Crédit à la consommation : la preuve du respect de l’obligation d’information pèse sur le prêteur

La signature d’une clause type par laquelle l’emprunteur atteste avoir reçu du prêteur la fiche d’information précontractuelle n’est qu’un indice non susceptible d’établir l’exécution par le prêteur de son obligation d’information, en l’absence d’élément complémentaire.

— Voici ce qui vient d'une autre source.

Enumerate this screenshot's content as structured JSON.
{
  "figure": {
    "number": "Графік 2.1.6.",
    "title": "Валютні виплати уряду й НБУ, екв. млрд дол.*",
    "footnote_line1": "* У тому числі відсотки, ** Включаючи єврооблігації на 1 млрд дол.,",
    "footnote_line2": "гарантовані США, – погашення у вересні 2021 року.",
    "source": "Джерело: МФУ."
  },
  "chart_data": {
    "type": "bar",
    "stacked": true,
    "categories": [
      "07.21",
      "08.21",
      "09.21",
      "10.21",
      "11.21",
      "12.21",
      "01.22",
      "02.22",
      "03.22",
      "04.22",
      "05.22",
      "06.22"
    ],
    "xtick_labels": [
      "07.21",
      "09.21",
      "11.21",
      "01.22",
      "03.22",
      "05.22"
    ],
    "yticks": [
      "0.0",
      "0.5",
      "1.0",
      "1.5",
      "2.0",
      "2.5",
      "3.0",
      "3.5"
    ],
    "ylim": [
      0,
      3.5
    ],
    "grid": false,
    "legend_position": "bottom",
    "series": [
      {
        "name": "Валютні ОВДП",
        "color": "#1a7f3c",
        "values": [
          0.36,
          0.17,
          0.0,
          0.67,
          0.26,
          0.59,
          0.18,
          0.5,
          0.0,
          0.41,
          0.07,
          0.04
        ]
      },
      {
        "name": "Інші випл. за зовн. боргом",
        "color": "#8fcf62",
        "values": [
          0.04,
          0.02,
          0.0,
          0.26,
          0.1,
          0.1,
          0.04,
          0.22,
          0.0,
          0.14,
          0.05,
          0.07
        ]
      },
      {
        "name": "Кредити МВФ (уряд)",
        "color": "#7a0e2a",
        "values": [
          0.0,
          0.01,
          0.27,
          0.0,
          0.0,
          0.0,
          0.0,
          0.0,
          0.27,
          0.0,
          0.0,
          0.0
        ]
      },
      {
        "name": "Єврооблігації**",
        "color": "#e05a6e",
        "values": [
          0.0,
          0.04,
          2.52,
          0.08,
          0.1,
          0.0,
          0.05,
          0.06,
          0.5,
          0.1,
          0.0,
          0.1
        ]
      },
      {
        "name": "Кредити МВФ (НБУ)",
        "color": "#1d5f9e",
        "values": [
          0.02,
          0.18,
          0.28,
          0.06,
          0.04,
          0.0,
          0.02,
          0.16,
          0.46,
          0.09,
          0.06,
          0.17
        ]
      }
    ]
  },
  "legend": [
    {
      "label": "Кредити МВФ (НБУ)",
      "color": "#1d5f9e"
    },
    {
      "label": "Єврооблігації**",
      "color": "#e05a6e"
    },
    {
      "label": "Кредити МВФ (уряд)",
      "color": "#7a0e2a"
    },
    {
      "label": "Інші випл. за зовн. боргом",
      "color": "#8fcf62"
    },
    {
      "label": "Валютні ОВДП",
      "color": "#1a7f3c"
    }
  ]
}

Source : Cass.  civ. 1ère, 5 juin 2019, n° 17-27.066, FS-PB

 

I – L’espèce

 

Un consommateur ayant souscrit un crédit à la consommation demande que la banque soit déchue du droit aux intérêts contractuels pour manquement à son obligation d’information précontractuelle et absence de remise de la fiche d’information standardisée, obligation prévue à l’article L. 312-12 et L. 341-1 du code de la consommation (ex-articles L. 311-6 et L. 311-48).

 

La banque oppose alors une clause type aux termes de laquelle l’emprunteur attestait avoir reçu d’elle la fiche d’information précontractuelle européenne normalisée qui figurait dans le contrat de prêt, si bien que la preuve de la remise de la fiche est établie.

 

La Cour de cassation donne raison à l’emprunteur, et prononce la déchéance du droit aux intérêts contractuels de la banque. Elle fonde son argumentation sur le droit de l’Union européenne.

 

II - Analyse

 

La Cour de justice de l’Union européenne a précisé que les dispositions de la directive 2008/48/CE du 23 avril 2008, concernant les contrats de crédit aux consommateurs, s’opposent à ce que, en raison d’une clause type, le juge doive considérer que le consommateur a reconnu la pleine et correcte exécution des obligations précontractuelles incombant au prêteur, cette clause entraînant ainsi un renversement de la charge de la preuve de l’exécution desdites obligations de nature à compromettre l’effectivité des droits reconnus par la directive[1].

 

La CJUE a ajouté qu’une clause type figurant dans un contrat de crédit ne compromet pas l’effectivité des droits reconnus par la directive 2008/48 si, en vertu du droit national, elle implique seulement que le consommateur atteste de la remise qui lui a été faite de la fiche d’information européenne normalisée ; une telle clause constitue un indice qu’il incombe au prêteur de corroborer par un ou plusieurs éléments de preuve pertinents et le consommateur doit toujours être en mesure de faire valoir qu’il n’a pas été destinataire de cette fiche ou que celle-ci ne permettait pas au prêteur de satisfaire aux obligations d’informations précontractuelles lui incombant ; si une telle clause type emportait, en vertu du droit national, la reconnaissance par le consommateur de la pleine et correcte exécution des obligations précontractuelles incombant au prêteur, elle entraînerait un renversement de la charge de la preuve de l’exécution desdites obligations de nature à compromettre l’effectivité des droits reconnus par la directive.

 

Il incombe au prêteur de prouver qu’il a satisfait à son obligation d’information. Au cas particulier, si celui-ci se prévalait d’une clause type, figurant au contrat de prêt, selon laquelle l’emprunteur reconnaissait avoir reçu la fiche d’information précontractuelle normalisée européenne, il ne versait pas ce document aux débats. Par suite, la signature de la mention d’une telle clause ne pouvait être considérée que comme un simple indice non susceptible, en l’absence d’élément complémentaire, de prouver l’exécution par le prêteur de son obligation d’information.

 

III – Prolongement

 

La Cour de cassation semble appliquer, pour la première fois, le principe dégagé par la CJUE en 2014. Tant la directive 2008/48 du 23 avril 2008 que le Code de la consommation sont muets sur la charge de la preuve de l’exécution des obligations précontractuelles du prêteur. Sous l’empire de l’ancienne réglementation française du crédit à la consommation où l’information du consommateur résultait de la remise d’une offre de crédit, la Cour de cassation avait déjà jugé qu’il incombait au prêteur de prouver que cette offre comportait toutes les mentions requises par la réglementation[2].

 

Sont même réputées abusives de manière irréfragable et donc interdites les clauses qui, dans un contrat conclu entre un professionnel et un non-professionnel ou un consommateur, ont pour objet ou pour effet d’imposer au non-professionnel ou au consommateur la charge de la preuve, qui, en vertu du droit applicable, devrait incomber normalement à l’autre partie au contrat[3]. En 2013, la Commission des clauses abusives a considéré comme abusive la clause par laquelle l’emprunteur reconnaît qu’il a obtenu les explications nécessaires sur les caractéristiques du crédit et que celui-ci correspond à ses besoins, car elle permet au prêteur de se préconstituer la preuve de la bonne exécution de son devoir d’explication, y compris s’il y a manqué (Avis 13-01).